Chieng Ree assured me that blindness wasn't didn't come from playing the chapei but instead from not making good on our promises. He tells a story that echoes the legend of American bluesman Robert Johnson selling his soul to the devil at the crossroads in exchange for his amazing guitar-playing.

RY: Some people who get blind, because they do not keep their promise. For example in the case of Ne Prey, he give promise to the spirit that he would give offering if he could play in other countries. Then when he came back from Australia, he did not keep his promise and he got blind.

COCHRANE: Chieng Ree and his wife told me another story about promises not kept. They were one of several families of musicians that used to live on a central Phnom Penh block called Dey Krahom, or Red Earth. Their community had simple houses and had lived there for years, but it was prime real estate and a company bought the land from under them, offering paltry compensation. A local government official promised to help them.

RY: He told us not to worry because we are artists, he said he will solve the problem, like giving us compensation, like other artists get. But finally they were evicted.

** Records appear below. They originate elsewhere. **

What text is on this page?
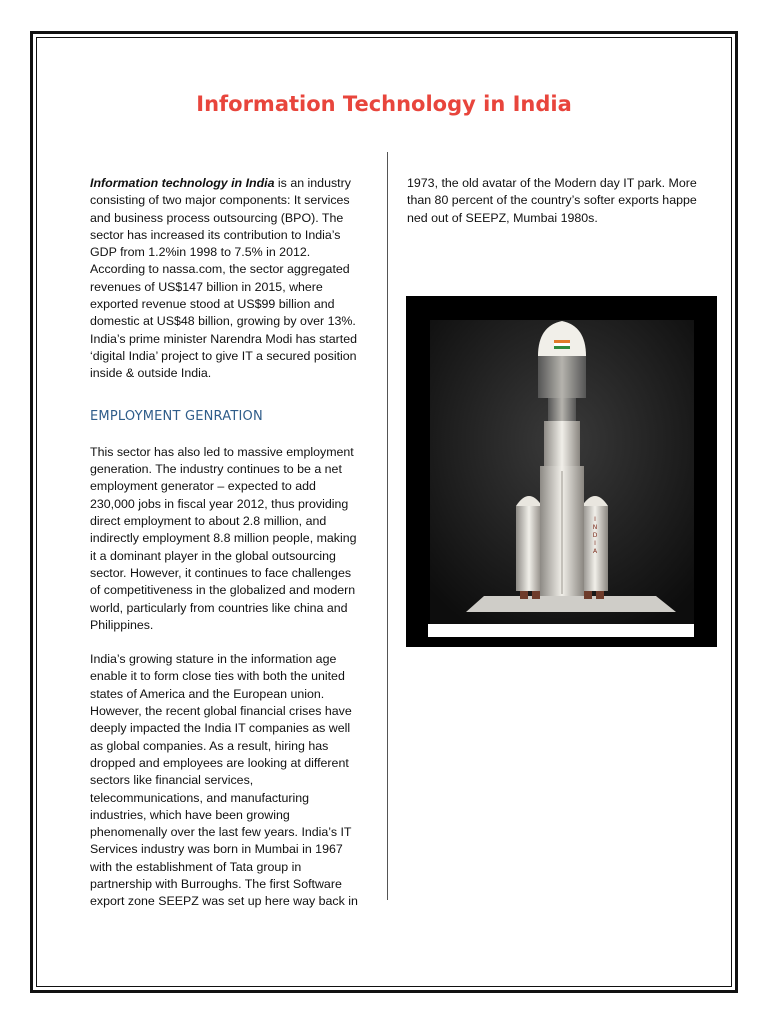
Information Technology in India

Information technology in India is an industry consisting of two major components: It services and business process outsourcing (BPO). The sector has increased its contribution to India’s GDP from 1.2%in 1998 to 7.5% in 2012. According to nassa.com, the sector aggregated revenues of US$147 billion in 2015, where exported revenue stood at US$99 billion and domestic at US$48 billion, growing by over 13%. India’s prime minister Narendra Modi has started ‘digital India’ project to give IT a secured position inside & outside India.

EMPLOYMENT GENRATION

This sector has also led to massive employment generation. The industry continues to be a net employment generator – expected to add 230,000 jobs in fiscal year 2012, thus providing direct employment to about 2.8 million, and indirectly employment 8.8 million people, making it a dominant player in the global outsourcing sector. However, it continues to face challenges of competitiveness in the globalized and modern world, particularly from countries like china and Philippines.

India’s growing stature in the information age enable it to form close ties with both the united states of America and the European union. However, the recent global financial crises have deeply impacted the India IT companies as well as global companies. As a result, hiring has dropped and employees are looking at different sectors like financial services, telecommunications, and manufacturing industries, which have been growing phenomenally over the last few years. India’s IT Services industry was born in Mumbai in 1967 with the establishment of Tata group in partnership with Burroughs. The first Software export zone SEEPZ was set up here way back in

1973, the old avatar of the Modern day IT park. More than 80 percent of the country’s softer exports happe ned out of SEEPZ, Mumbai 1980s.

I N D I A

COCHRANE: Chieng Ree's wife, Nou Narin, told me what happened next.

NOU: Before I got evicted, we had 30-thousand US dollars worth of instrument-making equipment, but after the evictions there was have nothing left, the only thing we rescued was this sofa we are sitting on.

COCHRANE: It was a sad story and one fitting of the blues tradition that the chapei invokes in Western musicians. But it was time to turn back to the chapei and get a few tips from Chieng Ry about how to play the thing.

I'm going to have to practice that. I think I'll stop now because that's absolutely awful and we'll leave it to the experts.